Del Rey had faced criticism from the Boycott, Divestment and Sanction (BDS) movement over her decision to perform in Israel. She initially resisted the pressure while acknowledging grievances of Palestinian rights supporters.
"It’s important to me to perform in both Palestine and Israel and treat all my fans equally," she wrote in a statement posted on twitter.
Earlier this month, the singer said she understands fans' concerns about her show in Israel, but she insisted that "playing in Tel Aviv is not a political statement". She said then that performing in Israel is not an endorsement of its government's policies.
However, the singer made a U-turn a week before the scheduled concert.
BDS activists say the movement is inspired by the campaign that targeted South Africa's apartheid regime and is seeking an end to Israel's occupation of the West Bank.
Proponents of the cultural boycott against Israel argue that it serves as a reminder to Israelis of their government’s mistreatment of Palestinians, and that it pressures Israel to reconsider policies that infringe on Palestinian rights, including the occupation.
Palestinian Campaign for the Academic and Cultural Boycott of Israel (PACBI) thanked Del Rey for her "principled decision" on Friday.
Jewish Voice for Peace also hailed the singer for choosing "equality over apartheid".

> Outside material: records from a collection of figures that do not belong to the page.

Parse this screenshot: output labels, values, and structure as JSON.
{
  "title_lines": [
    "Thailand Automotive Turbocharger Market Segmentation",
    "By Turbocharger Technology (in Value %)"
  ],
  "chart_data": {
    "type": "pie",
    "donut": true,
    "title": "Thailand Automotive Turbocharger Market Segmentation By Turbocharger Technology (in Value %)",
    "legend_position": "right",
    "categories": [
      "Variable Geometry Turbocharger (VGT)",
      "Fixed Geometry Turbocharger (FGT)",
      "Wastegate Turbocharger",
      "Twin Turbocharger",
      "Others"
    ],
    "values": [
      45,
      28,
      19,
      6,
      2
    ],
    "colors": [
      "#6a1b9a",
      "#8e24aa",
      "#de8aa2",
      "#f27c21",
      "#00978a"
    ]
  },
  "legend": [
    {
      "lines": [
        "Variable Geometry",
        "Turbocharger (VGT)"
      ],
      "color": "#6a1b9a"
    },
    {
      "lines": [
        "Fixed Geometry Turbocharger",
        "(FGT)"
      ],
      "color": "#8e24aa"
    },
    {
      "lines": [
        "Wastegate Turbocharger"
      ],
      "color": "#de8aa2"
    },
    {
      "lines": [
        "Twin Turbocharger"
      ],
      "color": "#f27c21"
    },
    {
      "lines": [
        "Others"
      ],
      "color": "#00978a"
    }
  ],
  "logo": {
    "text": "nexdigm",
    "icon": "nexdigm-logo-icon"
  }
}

Pink Floyd's Roger Waters, who is an outspoken supporter of BDS, had urged Del Rey to cancel her show, arguing against her assertion that her performance was not political.
"Palestine is a unique situation in that the BDS picket line exists at the request of Palestine civil society as a whole," he wrote on Facebook on 21 August, addressing Del Rey.
"To respect it as I, and many others do, is a political act of support for the Palestinian people in their struggle for basic human rights. To cross it, conversely, is a political act in support of the apartheid state that would deny them those basic human rights."
Late last year, New Zealand singer Lorde also cancelled her appearance in Israel, saying she did not make the right call by scheduling the concert in the first place.
"I've received an overwhelming number of messages and letters and have had a lot of discussions with people holding many views, and I think the right decision at this time is to cancel the show," Lorde said in a statement at the time.